階段を駆け上がる際に、アイテムボックスから濃い青色の魔石を取り出し、四葩の柄の部分に掘られた窪みに、その魔石を嵌め込む。
「ジェイリダ」
マグナ・フェンリルか魔石に込めてくれた魔法を発動させる。すると、四葩の刀身から冷気が発生する。
「……いくよ」
勢いよくジャンプして、2匹の怪鳥を一刀。怪鳥は切ったと同時に、その体に霜が発生する。
「(よっ……と!)」
凍死した怪鳥と一緒に落ちる僕を、シエルが背中で受け止めてくれる。
「(お疲れ!)」
「うん……お疲れ」
互いに労いの言葉を述べると、ドシッ!と重い音が城壁状態の鵺の向こう側から聞こえたので、鵺を盾にして小さくしてみる。
見えたのは、地面に倒れているキマイラと、それを眺めている3人の男女と1匹の熊の姿があった。
「終わったようじゃな」
「……そうみたいだな」
そう言って、オラインさんたちは武器を下ろす。
「サニー、ハレは無事か?」
「ええ。この勇者さんと愛馬のおかげで無事よ。そっちは?」
「無事だ。ただ、クラウドの盾が割れてしまったがな」
スコールさんの言葉を聞いて、視線をクラウドさんに向けると、確かに、手に持っている盾が半分に
割れてしまっている。

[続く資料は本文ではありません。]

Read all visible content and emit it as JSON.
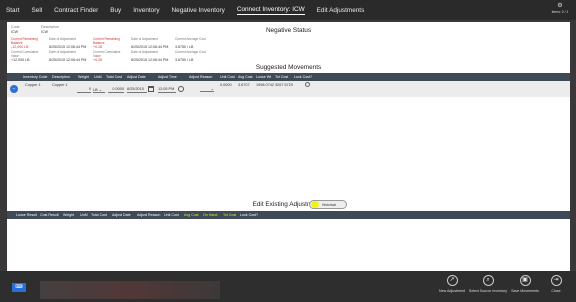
{
  "nav": {
    "items": [
      "Start",
      "Sell",
      "Contract Finder",
      "Buy",
      "Inventory",
      "Negative Inventory",
      "Connect Inventory: ICW",
      "Edit Adjustments"
    ],
    "corner_label": "Items: 0 / 1"
  },
  "header": {
    "code_label": "Code",
    "code_value": "ICW",
    "desc_label": "Description",
    "desc_value": "ICW",
    "row1": [
      "Current Remaining Balance",
      "Date of Adjustment",
      "Current Remaining Balance",
      "Date of Adjustment",
      "Current Average Cost"
    ],
    "row1_vals": [
      "-12,000 LB",
      "8/25/2015 12:06:44 PM",
      "+0.28",
      "8/25/2015 12:06:44 PM",
      "3.6750 / LB"
    ],
    "row2": [
      "Current Cumulative Value",
      "Date of Adjustment",
      "Current Cumulative Value",
      "Date of Adjustment",
      "Current Average Cost"
    ],
    "row2_vals": [
      "+12,000 LB",
      "8/25/2015 12:06:44 PM",
      "+0.28",
      "8/25/2015 12:06:44 PM",
      "3.6750 / LB"
    ]
  },
  "negative_title": "Negative Status",
  "suggested": {
    "title": "Suggested Movements",
    "columns": [
      "Inventory Code",
      "Description",
      "Weight",
      "UoM",
      "Total Cost",
      "Adjust Date",
      "Adjust Time",
      "Adjust Reason",
      "Unit Cost",
      "Avg Cost",
      "Loose Wt",
      "Tot Cost",
      "Lock Cost?"
    ],
    "row": {
      "code": "Copper 1",
      "description": "Copper 1",
      "weight": "0",
      "uom": "LB",
      "total_cost": "0.0000",
      "adjust_date": "8/25/2015",
      "adjust_time": "12:05 PM",
      "unit_cost": "0.0000",
      "avg_cost": "3.6707",
      "loose_wt": "1998.0742",
      "tot_cost": "3267.5729"
    }
  },
  "edit": {
    "title": "Edit Existing Adjustments",
    "toggle_label": "Historical",
    "columns": [
      "Loose Result",
      "Cost Result",
      "Weight",
      "UoM",
      "Total Cost",
      "Adjust Date",
      "Adjust Reason",
      "Unit Cost",
      "Avg Cost",
      "On Hand",
      "Tot Cost",
      "Lock Cost?"
    ],
    "yellow_columns": [
      8,
      9,
      10
    ]
  },
  "bottom_buttons": [
    "New Adjustment",
    "Select Source Inventory",
    "Save Movements",
    "Close"
  ],
  "colors": {
    "accent_blue": "#2f6fd6",
    "header_bar": "#3e4a55",
    "toggle_yellow": "#f2f218",
    "red_text": "#d93030"
  }
}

あれでは、先ほどのような攻撃を防ぐことは難しいだろう。
「気にするな。どうせ、買い換える予定だ。それより……この魔獣の群れは一体何だったんだろうか……?」
「さあな……ただ、キマイラが出るなんて、聞いた覚えが無いな」
今回のイレギュラーな騒動に、首を傾げるスコールさんとクラウドさん。その2人の姿を見た僕たちもまた、首を傾げるのてあった。